A series of hydrazide compounds were synthesized and employed as nucleating agents for isotactic polypropylene (iPP). The effect of different structures of hydrazide compounds on the crystallization and melting behaviour of iPP was studied by differential scanning calorimetry (DSC). The results demonstrate that almost all nucleating agents are α-nucleating agents, some of which are highly efficient nucleating agents. In the case of the same substituent, the greater the number of hydrazide groups, the better the nucleation effect. The crystallization peak temperature (T_c) of iPP nucleated with dihydrazide is 3–4 °C higher than that of monohydrazide. When the substituent of the dihydrazide compound is hydrogen, ethyl and nonyl, their nucleating ability is relatively weak, but in the state of phenyl and cyclohexyl substitution, the T_c of iPP nucleated with dihydrazide nucleating agent is 8.5 °C than pure iPP. When the intermediate group of the dihydrazide compound is a long-chain alkyl, a phenyl, a cyclohexyl, and a naphthyl group, the phenyl group and the cyclohexyl group still exhibit an excellent effect, the T_c of nucleated iPP is raised by about 10 °C.
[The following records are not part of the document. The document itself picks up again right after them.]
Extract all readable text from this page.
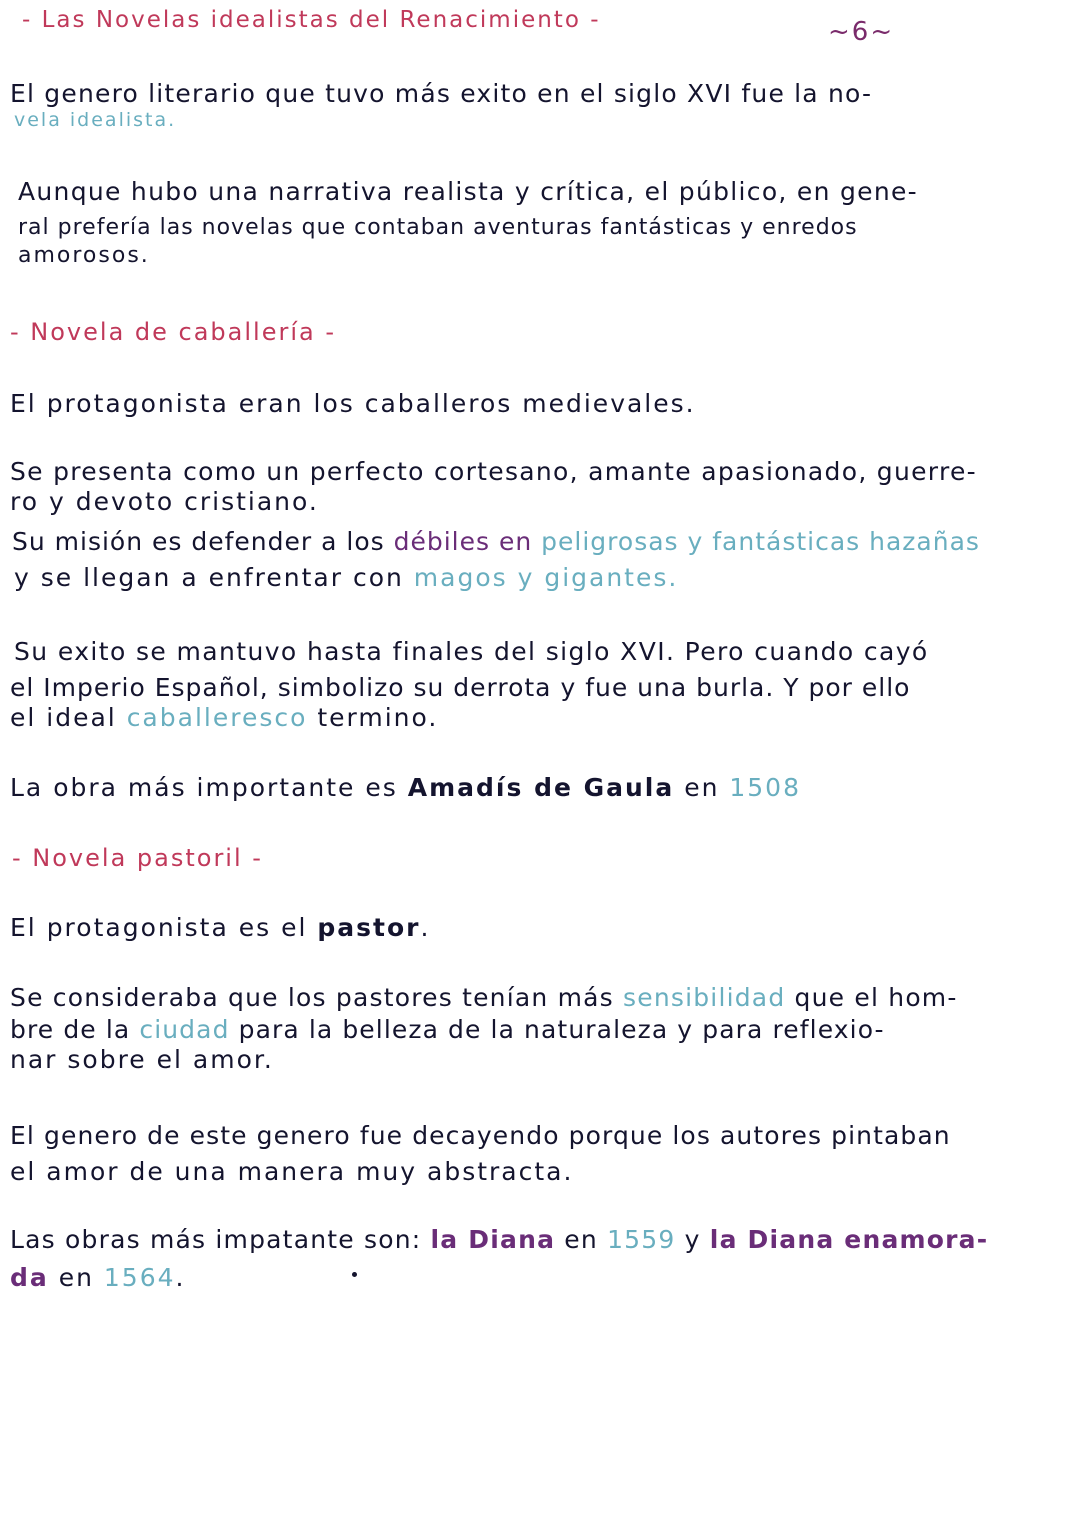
- Las Novelas idealistas del Renacimiento -	~6~
El genero literario que tuvo más exito en el siglo XVI fue la no-
vela idealista.
Aunque hubo una narrativa realista y crítica, el público, en gene-
ral prefería las novelas que contaban aventuras fantásticas y enredos
amorosos.
- Novela de caballería -
El protagonista eran los caballeros medievales.
Se presenta como un perfecto cortesano, amante apasionado, guerre-
ro y devoto cristiano.
Su misión es defender a los débiles en peligrosas y fantásticas hazañas
y se llegan a enfrentar con magos y gigantes.
Su exito se mantuvo hasta finales del siglo XVI. Pero cuando cayó
el Imperio Español, simbolizo su derrota y fue una burla. Y por ello
el ideal caballeresco termino.
La obra más importante es Amadís de Gaula en 1508
- Novela pastoril -
El protagonista es el pastor.
Se consideraba que los pastores tenían más sensibilidad que el hom-
bre de la ciudad para la belleza de la naturaleza y para reflexio-
nar sobre el amor.
El genero de este genero fue decayendo porque los autores pintaban
el amor de una manera muy abstracta.
Las obras más impatante son: la Diana en 1559 y la Diana enamora-
da en 1564.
合成了一系列酰肼化合物，并将其用作全同立构聚丙烯（iPP）的成核剂。通过差示扫描量热法（DSC）研究了酰肼化合物不同结构对iPP结晶和熔融行为的影响。结果表明，几乎所有成核剂都是α成核剂，其中一些是高效成核剂。在相同取代基的情况下，酰肼基团的数目越多，成核效果越好。结晶峰温度（T _c）与二酰肼成核的iPP比一酰肼高3–4°C。当二酰肼化合物的取代基为氢，乙基和壬基时，它们的成核能力相对较弱，但是在苯基和环己基取代的状态下，被二酰肼成核剂成核的iPP的T _c比纯iPP的8.5°C。当二酰肼化合物的中间基团是长链烷基，苯基，环己基和萘基时，苯基和环己基仍然显示出优异的效果，成核的iPP的T _c升高约10。 ℃。